The College of Optometrists have confirmed that there is no evidence to suggest there is a correlation between the spread of coronavirus and wearing contact lenses. For full time contact lens wearers this means you can continue to wear lenses safely, without needing to switch back to spectacles.

Although it is completely safe to wear your contact lenses in the current climate, it is incredibly important to maintain your wear lens schedule and hygiene to help prevent any eye infections and anterior eye conditions.

These are our best practices for maintaining your lens and eye health and hygiene.

Wash and dry your hands thoroughly

Always make sure you wash and dry your hands thoroughly before touching your contact lenses or your eyes. Ensuring you hands a clean before handling lenses will make sure no bacteria is transferred from your hands to your contacts.

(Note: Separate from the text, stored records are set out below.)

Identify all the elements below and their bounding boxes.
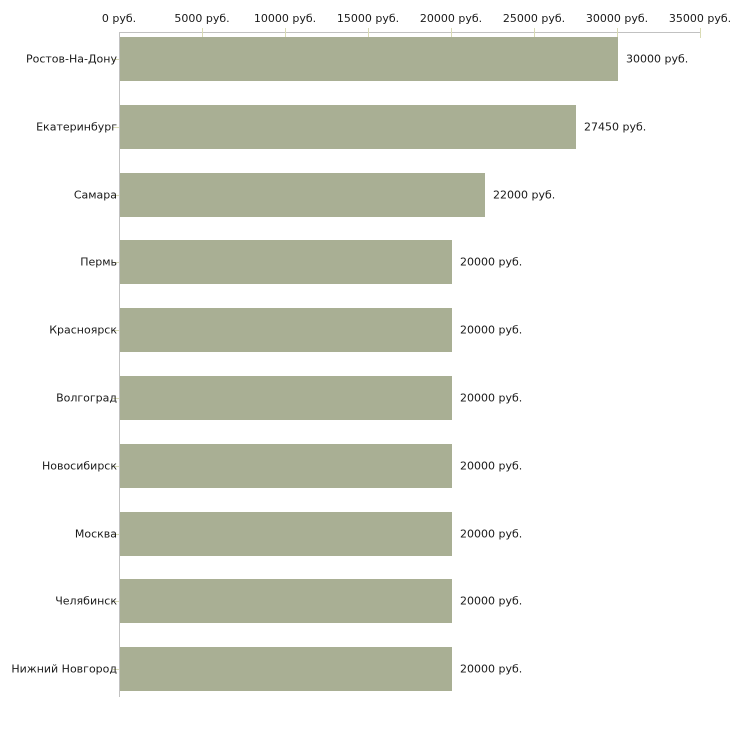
value-label: 20000 руб. — [460, 323, 523, 337]
x-axis-tick — [700, 28, 701, 38]
category-tick — [113, 466, 119, 467]
x-axis-tick-label: 20000 руб. — [419, 12, 483, 25]
category-label: Челябинск — [55, 594, 117, 608]
bar-2 — [120, 105, 576, 149]
category-label: Нижний Новгород — [11, 662, 117, 676]
x-axis-tick — [451, 28, 452, 38]
bar-9 — [120, 579, 452, 623]
category-tick — [113, 534, 119, 535]
x-axis-tick — [202, 28, 203, 38]
category-tick — [113, 330, 119, 331]
bar-6 — [120, 376, 452, 420]
bar-5 — [120, 308, 452, 352]
bar-10 — [120, 647, 452, 691]
value-label: 20000 руб. — [460, 391, 523, 405]
x-axis-tick-label: 35000 руб. — [668, 12, 730, 25]
x-axis-tick-label: 25000 руб. — [502, 12, 566, 25]
x-axis-line — [119, 32, 701, 33]
x-axis-tick — [368, 28, 369, 38]
bar-7 — [120, 444, 452, 488]
bar-8 — [120, 512, 452, 556]
value-label: 20000 руб. — [460, 662, 523, 676]
category-tick — [113, 195, 119, 196]
category-tick — [113, 601, 119, 602]
category-tick — [113, 59, 119, 60]
y-axis-line — [119, 32, 120, 697]
x-axis-tick-label: 10000 руб. — [253, 12, 317, 25]
x-axis-tick — [617, 28, 618, 38]
bar-1 — [120, 37, 618, 81]
bar-3 — [120, 173, 485, 217]
x-axis-tick-label: 30000 руб. — [585, 12, 649, 25]
category-tick — [113, 127, 119, 128]
value-label: 30000 руб. — [626, 52, 689, 66]
value-label: 20000 руб. — [460, 255, 523, 269]
value-label: 20000 руб. — [460, 459, 523, 473]
x-axis-tick-label: 0 руб. — [101, 12, 137, 25]
x-axis-tick-label: 5000 руб. — [174, 12, 230, 25]
value-label: 20000 руб. — [460, 527, 523, 541]
category-tick — [113, 398, 119, 399]
value-label: 27450 руб. — [584, 120, 647, 134]
x-axis-tick — [285, 28, 286, 38]
category-label: Волгоград — [56, 391, 117, 405]
category-label: Самара — [73, 188, 117, 202]
category-label: Красноярск — [49, 323, 117, 337]
category-label: Екатеринбург — [36, 120, 117, 134]
x-axis-tick-label: 15000 руб. — [336, 12, 400, 25]
x-axis-tick — [534, 28, 535, 38]
category-label: Новосибирск — [41, 459, 117, 473]
value-label: 20000 руб. — [460, 594, 523, 608]
category-label: Пермь — [80, 255, 117, 269]
category-tick — [113, 669, 119, 670]
category-label: Москва — [74, 527, 117, 541]
value-label: 22000 руб. — [493, 188, 556, 202]
category-tick — [113, 262, 119, 263]
category-label: Ростов-На-Дону — [25, 52, 117, 66]
bar-4 — [120, 240, 452, 284]
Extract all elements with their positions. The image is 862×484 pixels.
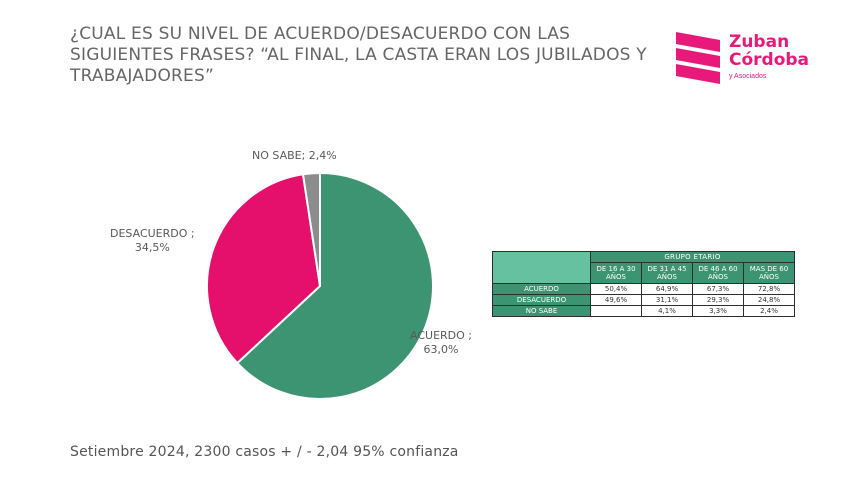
logo-text-line-2: Córdoba — [729, 50, 810, 70]
table-cell — [590, 305, 642, 317]
title-line-2: SIGUIENTES FRASES? “AL FINAL, LA CASTA E… — [70, 45, 647, 65]
chart-title: ¿CUAL ES SU NIVEL DE ACUERDO/DESACUERDO … — [70, 24, 670, 87]
table-group-header: GRUPO ETARIO — [590, 251, 795, 263]
title-line-1: ¿CUAL ES SU NIVEL DE ACUERDO/DESACUERDO … — [70, 24, 571, 44]
table-row-label: ACUERDO — [492, 283, 591, 295]
table-cell: 49,6% — [590, 294, 642, 306]
slice-label-desacuerdo-name: DESACUERDO ; — [110, 227, 195, 240]
pie-slice-no-sabe — [301, 171, 321, 287]
table-cell: 31,1% — [641, 294, 693, 306]
table-cell: 4,1% — [641, 305, 693, 317]
table-corner-cell — [492, 251, 591, 284]
logo-text-line-3: y Asociados — [729, 73, 767, 80]
slice-label-no-sabe: NO SABE; 2,4% — [252, 149, 337, 163]
slice-label-desacuerdo-value: 34,5% — [134, 241, 170, 254]
footer-note: Setiembre 2024, 2300 casos + / - 2,04 95… — [70, 444, 459, 460]
table-cell: 2,4% — [743, 305, 795, 317]
slice-label-acuerdo-name: ACUERDO ; — [410, 329, 472, 342]
logo-mark-icon — [676, 32, 720, 84]
table-row-label: DESACUERDO — [492, 294, 591, 306]
table-cell: 72,8% — [743, 283, 795, 295]
slice-label-desacuerdo: DESACUERDO ; 34,5% — [110, 227, 195, 255]
table-column-header: DE 16 A 30 AÑOS — [590, 262, 642, 284]
title-line-3: TRABAJADORES” — [70, 66, 214, 86]
table-row-label: NO SABE — [492, 305, 591, 317]
table-cell: 3,3% — [692, 305, 744, 317]
company-logo: Zuban Córdoba y Asociados — [672, 30, 812, 86]
table-row: NO SABE 4,1% 3,3% 2,4% — [492, 305, 795, 317]
table-row: ACUERDO 50,4% 64,9% 67,3% 72,8% — [492, 283, 795, 295]
table-cell: 64,9% — [641, 283, 693, 295]
table-column-header: DE 31 A 45 AÑOS — [641, 262, 693, 284]
pie-slice-desacuerdo — [206, 173, 322, 365]
table-row: DESACUERDO 49,6% 31,1% 29,3% 24,8% — [492, 294, 795, 306]
table-cell: 50,4% — [590, 283, 642, 295]
table-cell: 67,3% — [692, 283, 744, 295]
table-cell: 29,3% — [692, 294, 744, 306]
logo-text-line-1: Zuban — [729, 32, 790, 52]
slice-label-acuerdo-value: 63,0% — [423, 343, 459, 356]
pie-slice-acuerdo — [235, 171, 434, 400]
slice-label-acuerdo: ACUERDO ; 63,0% — [410, 329, 472, 357]
table-cell: 24,8% — [743, 294, 795, 306]
age-group-table: GRUPO ETARIO DE 16 A 30 AÑOS DE 31 A 45 AÑ… — [492, 251, 795, 317]
table-column-header: DE 46 A 60 AÑOS — [692, 262, 744, 284]
slice-label-no-sabe-name: NO SABE; 2,4% — [252, 149, 337, 162]
table-column-header: MAS DE 60 AÑOS — [743, 262, 795, 284]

Stick to your wear schedule

Contact lenses are chosen depending on the need of the user. There are many different types of lenses based on your needs which can be worn for different time frames. Stick to the wear schedule of the lenses your optometrist has advised for you and dispose of lenses at the end of this time frame.

Clean and store lenses in fresh solution

Contact lenses that can be reused need cleaning and storing correctly in fresh solution each day. Cleaning your lenses after each day helps to remove anything that may have got stuck to them throughout the day. Cleaning the storage container is also important but remember to only use the solution and not water.

Use the products recommended by your optometrist

Contact lenses are different, some can be worn for longer periods of time than others or are made from slightly different materials. It is best to use the contact lens solutions, and additional products such as eye drops advised by your optometrist to ensure they are right for your lenses.

Contact lenses and water don’t mix

Before encountering water, it is important to remove your contact lenses. There are certain types of bacteria in water that can cause quite nasty eye infections. While wearing contact lenses in water, these bacteria can become trapped underneath the contact lens. This then allows the bacteria to get into the eye, causing infection. Whilst these types of infection are rare, the risk of infection is greater when wearing contact lenses.

Keep up to date with appointments

Now our practices are open again, it is important that you continue to keep up to date with your contact lens aftercare appointments. These appointments not only check your prescription is up to date, but also that the surface of your eyes are healthy.